13. Hepatitis B infection is established by the presence of hepatitis B antigen-antibody systems in the blood. Which of the following is NOT true? a. Presence of HBsAG is the serological marker to establish the diagnosis of hepatitis B. b. If the serological marker is present in the blood after 3 months, it indicates a carrier state or chronic hepatitis. c. The presence of anti-HBS indicates recovery and immunity to hepatitis B. d. Presence of HbeAG determines the infective state of the client Rationale: B. Presence of hepatitis B surface antigens (HBsAG) in the blood after 6 months indicates a carrier state or chronic hepatitis; A, C and D are true.Hepatitis B early antigen is detected in the blood about 1 week after the appearance of HBsAG. Its presence determines the infective state of the client 14. The nurse is talking to a young female client in the health clinic who is concerned she may have sexually transmitted disease. The nurse commends her for seeking medical care. The nurse explains that the major reason treatment of majority of STDs is delayed because: a. Client is embarrassed b. Symptoms are thought to be caused by something else c. Symptoms are ignored d. The client does not manifest signs and symptoms Rationale: A, Client is embarassed 15. The nurse is very active in contact tracing and epidemiologic treatment of all gonococcal identified contacts to prevent: a. Development of resistant strains b. Asymptomatic infections c. Non-venereal transmission d. Reinfection Rationale: B. 80% of gonoccocal infection, particularly in females have no symptoms. Situation : Filariasis is endemic in some parts of the Philippines. The disease often progresses to become chronic, debilitating and often unfamiliar to health workers. 16. Effective methods that the government would likely to pursue to eliminate filariasis in the country are all of the following EXCEPT: a. Pursue annual mass drug administration using two drugs in all endemic areas for at least five consecutive years b. Vaccination of all susceptible in high risk areas and high risk populations c. Intensify health information and advocacy campaigns in its prevention, control and elimination d. Halt progression of disease through disability prevention Rationale: B. There is no known vaccination for Filariasis.

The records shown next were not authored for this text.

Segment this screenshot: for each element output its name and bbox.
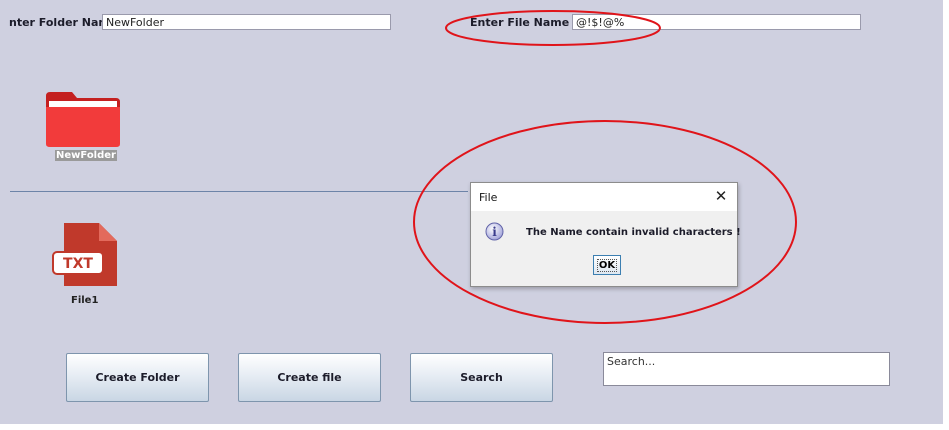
search-input[interactable]: Search...: [603, 352, 890, 386]
main-panel: nter Folder Name NewFolder Enter File Na…: [0, 0, 943, 424]
file-name-input[interactable]: @!$!@%: [572, 14, 861, 30]
create-folder-button[interactable]: Create Folder: [66, 353, 209, 402]
info-icon: i: [485, 222, 504, 241]
file-name-label: Enter File Name: [470, 16, 570, 29]
close-icon[interactable]: ✕: [711, 185, 731, 207]
error-dialog: File ✕ i The Name contain invalid charac…: [470, 182, 741, 287]
file-item[interactable]: TXT: [51, 223, 117, 289]
ok-button-label: OK: [596, 258, 618, 272]
folder-item-label: NewFolder: [55, 150, 117, 161]
txt-badge: TXT: [63, 256, 93, 272]
folder-item[interactable]: [44, 90, 122, 150]
folder-name-input[interactable]: NewFolder: [102, 14, 391, 30]
dialog-title: File: [479, 191, 498, 204]
dialog-title-bar[interactable]: File ✕: [471, 183, 737, 211]
file-item-label: File1: [71, 295, 99, 306]
divider: [10, 191, 468, 192]
search-button[interactable]: Search: [410, 353, 553, 402]
dialog-message: The Name contain invalid characters !: [526, 227, 741, 238]
txt-file-icon: TXT: [52, 223, 117, 286]
svg-text:i: i: [492, 225, 497, 239]
ok-button[interactable]: OK: [593, 255, 621, 275]
create-file-button[interactable]: Create file: [238, 353, 381, 402]
folder-icon: [46, 92, 120, 147]
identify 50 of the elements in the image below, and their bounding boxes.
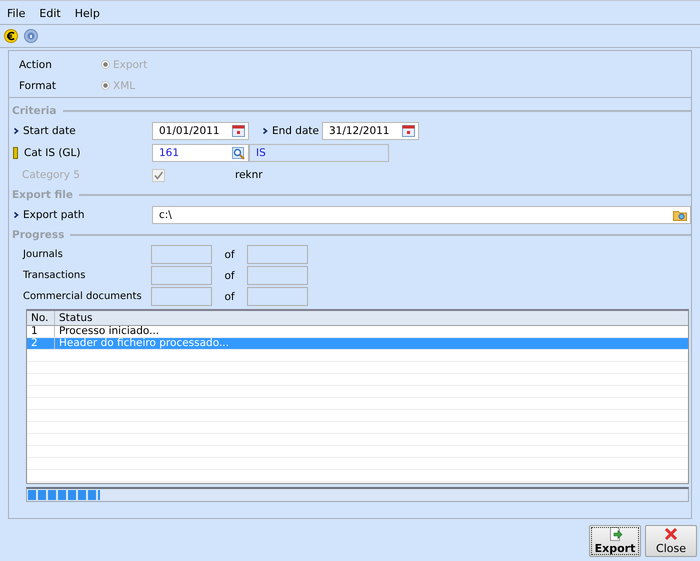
section-title: Progress xyxy=(12,229,64,241)
field-label: Category 5 xyxy=(21,169,80,181)
column-header[interactable]: Status xyxy=(55,311,688,325)
description-field: IS xyxy=(249,144,389,162)
calendar-icon[interactable] xyxy=(232,125,245,137)
field-label: Start date xyxy=(23,125,76,137)
path-field[interactable]: c:\ xyxy=(152,206,691,224)
date-field[interactable]: 01/01/2011 xyxy=(152,122,249,140)
count-field xyxy=(151,266,212,285)
field-label: Action xyxy=(18,58,53,70)
menu-item[interactable]: Help xyxy=(74,6,100,20)
lookup-field[interactable]: 161 xyxy=(152,144,249,162)
menu-item[interactable]: Edit xyxy=(39,6,61,20)
count-field xyxy=(247,287,308,306)
chevron-icon[interactable] xyxy=(262,127,268,135)
date-field[interactable]: 31/12/2011 xyxy=(322,122,419,140)
field-label: of xyxy=(223,270,236,282)
chevron-icon[interactable] xyxy=(13,211,19,219)
field-label: Journals xyxy=(22,249,64,260)
calendar-icon[interactable] xyxy=(402,125,415,137)
close-button[interactable]: Close xyxy=(645,525,697,557)
close-icon[interactable] xyxy=(664,527,678,541)
table-cell-text: Processo iniciado... xyxy=(58,326,160,337)
export-button[interactable]: Export xyxy=(589,525,641,557)
menu-item[interactable]: File xyxy=(7,6,26,20)
help-icon[interactable] xyxy=(24,29,38,43)
field-label: Cat IS (GL) xyxy=(24,147,80,159)
table-cell: 2 xyxy=(27,338,55,349)
field-label: Transactions xyxy=(22,270,86,281)
field-label: End date xyxy=(272,125,319,137)
field-label: of xyxy=(223,248,236,260)
search-icon[interactable] xyxy=(232,146,245,160)
table-cell: 1 xyxy=(27,326,55,337)
euro-icon[interactable] xyxy=(4,29,18,43)
folder-icon[interactable] xyxy=(673,209,687,221)
count-field xyxy=(247,245,308,264)
section-title: Criteria xyxy=(12,105,56,117)
field-label: of xyxy=(223,290,236,302)
table-cell-text: Header do ficheiro processado... xyxy=(58,338,230,349)
count-field xyxy=(151,287,212,306)
field-label: reknr xyxy=(235,169,263,181)
field-label: Format xyxy=(18,80,58,92)
column-header[interactable]: No. xyxy=(27,311,55,325)
count-field xyxy=(151,245,212,264)
required-marker-icon xyxy=(13,147,18,159)
count-field xyxy=(247,266,308,285)
field-label: Export path xyxy=(23,209,85,221)
chevron-icon[interactable] xyxy=(13,127,19,135)
section-title: Export file xyxy=(12,189,74,201)
field-label: Commercial documents xyxy=(22,291,143,302)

Diethycarbamezine Citrate (DEC) is given to patients with clinical manifestations and/or microfilariae. 17. The vector for Filariasis is:

a. Wuchereria bancrofti b. Aedes poecillus c. Anopheles d. Aedes egypti Rationale: B and A. This is the causative agent for filariasis. Other causative agents include Brugia malayi and Brugia timoril; C. This is the vector for Malaria; D. This is the vector for Dengue. 18. A long incubation period characterizes Filariasis that typically ranges from: a. 2-4 weeks b. 4-6 weeks c. 2-3 years d. 8-16 months Rationale: D. Incubation period ranges from 8-16 months. 19. A 36-year-old man is brought by his wife to a doctor's clinic to be tested for filariasis. The most likely diagnostic test that he will undergo is: a. Immunochromatographic test (ICT) b. Nocturnal Blood Examination c. Stool examination d. Urinalysis Rationale: A. The clinic is only open from 8am to 5pm. The ICT is an antigen test that can be done in daytime. Nocturnal blood smear is also a diagnostic test for Filariasis, but the patient's blood is taken at the patient's residence or in the hospital after 8pm. 20. A client in the acute stage of the disease will include which of the following clinical findings? a. Lymphangitis, lymphadenitis, epidydimitis b. Hydrocele, lymphedema, elephantiasis c. Orchitis, hydrocele, elephantiasis d. Lymphadenitis, lympedema and orchitis Rationale: A. Lymphangitis, lymphadenitis, epidydimitis, funiculitis and orchotis are acute clinical manifestations of Filariasis; B. Hydrocele, lymphedema, and elephantiasis are clinical manifestations of Chronic Filariasis.